Nobody Home at FAA? It's a Good Time for East Hampton Airport to Make New Rules
Doesn’t it seem odd that it was our President who announced that all Boeing 737 Max 8 and 9 jets should be grounded, rather than the head of the FAA?
There’s a reason for this. There is no head of the FAA. There is only a mid-level acting administrator. After Donald Trump became President and the sitting head of the FAA’s term ended, Trump said he’d ask his personal pilot—not the one who flies Air Force One, but the pilot who flies the aircraft that says TRUMP in gold letters on the side—to be the new chief.
This is in keeping with the sort of thing Trump does with all regulatory agencies—make them toothless by putting people at the top who do not know what they’re doing.
In this case, however, the Senate indicated it would never confirm such a nominee, so Trump never made the nomination. And he never made any other nomination. And so it is that currently the FAA is under the care of an acting administrator whose résumé features prior employment as a Washington lobbyist in the aircraft manufacturing business. As you can imagine, it is an agency without a rudder.

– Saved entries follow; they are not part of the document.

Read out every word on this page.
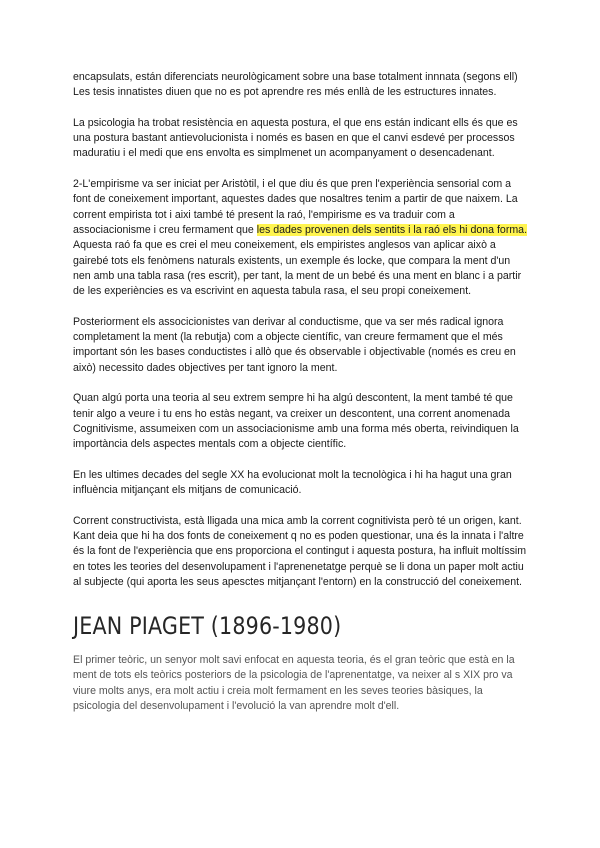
encapsulats, están diferenciats neurològicament sobre una base totalment innnata (segons ell)

Les tesis innatistes diuen que no es pot aprendre res més enllà de les estructures innates.

La psicologia ha trobat resistència en aquesta postura, el que ens están indicant ells és que es una postura bastant antievolucionista i només es basen en que el canvi esdevé per processos maduratiu i el medi que ens envolta es simplmenet un acompanyament o desencadenant.

2-L'empirisme va ser iniciat per Aristòtil, i el que diu és que pren l'experiència sensorial com a font de coneixement important, aquestes dades que nosaltres tenim a partir de que naixem. La corrent empirista tot i aixi també té present la raó, l'empirisme es va traduir com a associacionisme i creu fermament que les dades provenen dels sentits i la raó els hi dona forma. Aquesta raó fa que es crei el meu coneixement, els empiristes anglesos van aplicar això a gairebé tots els fenòmens naturals existents, un exemple és locke, que compara la ment d'un nen amb una tabla rasa (res escrit), per tant, la ment de un bebé és una ment en blanc i a partir de les experiències es va escrivint en aquesta tabula rasa, el seu propi coneixement.

Posteriorment els associcionistes van derivar al conductisme, que va ser més radical ignora completament la ment (la rebutja) com a objecte científic, van creure fermament que el més important són les bases conductistes i allò que és observable i objectivable (només es creu en això) necessito dades objectives per tant ignoro la ment.

Quan algú porta una teoria al seu extrem sempre hi ha algú descontent, la ment també té que tenir algo a veure i tu ens ho estàs negant, va creixer un descontent, una corrent anomenada Cognitivisme, assumeixen com un associacionisme amb una forma més oberta, reivindiquen la importància dels aspectes mentals com a objecte científic.

En les ultimes decades del segle XX ha evolucionat molt la tecnològica i hi ha hagut una gran influència mitjançant els mitjans de comunicació.

Corrent constructivista, està lligada una mica amb la corrent cognitivista però té un origen, kant.

Kant deia que hi ha dos fonts de coneixement q no es poden questionar, una és la innata i l'altre és la font de l'experiència que ens proporciona el contingut i aquesta postura, ha influit moltíssim en totes les teories del desenvolupament i l'aprenenetatge perquè se li dona un paper molt actiu al subjecte (qui aporta les seus apesctes mitjançant l'entorn) en la construcció del coneixement.

JEAN PIAGET (1896-1980)

El primer teòric, un senyor molt savi enfocat en aquesta teoria, és el gran teòric que està en la ment de tots els teòrics posteriors de la psicologia de l'aprenentatge, va neixer al s XIX pro va viure molts anys, era molt actiu i creia molt fermament en les seves teories bàsiques, la psicologia del desenvolupament i l'evolució la van aprendre molt d'ell.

It’s also odd how Trump used the occasion of grounding these aircraft not to mourn for those several hundred people who died in the two crashes, but to hope not to have to mourn for Boeing. He seemed to be apologizing to Boeing. Here is how he phrased it.
“Boeing is an incredible company. They are working very, very hard right now and hopefully they’ll quickly come up with the answer…May God Bless the United States of America and May God Bless Boeing.”
Donald Trump has long admired Boeing. He’s visited the factories. A former Boeing CEO is now heading the Department of Defense. His former U.N. Ambassador was just named to the Boeing board. And a former Boeing top executive is running the Pentagon. As for the current CEO, Dennis Muilenburg, Trump has had him at Trump Tower and Mar-a-Lago while bragging about having made a multi-plane deal to Vietnam—which Vietnam says is now in limbo.
Well, a week after the second crash, in spite of more than 40 countries temporarily grounding the Boeing Max, the FAA had still not done so in America. Boeing’s corporate well-being was more important than passenger safety, it seems. Finally, on Wednesday, when Canada announced it was also grounding the Boeing Max, it was the last straw. Trump had run out of excuses.
Without a responsible chief at the helm at the FAA, East Hampton Town might consider this a perfect time to put in place the noise control measures and curfews they want in place at East Hampton Airport. In the past, the FAA, which has to approve such plans, instead slapped them away. This time they might not even notice.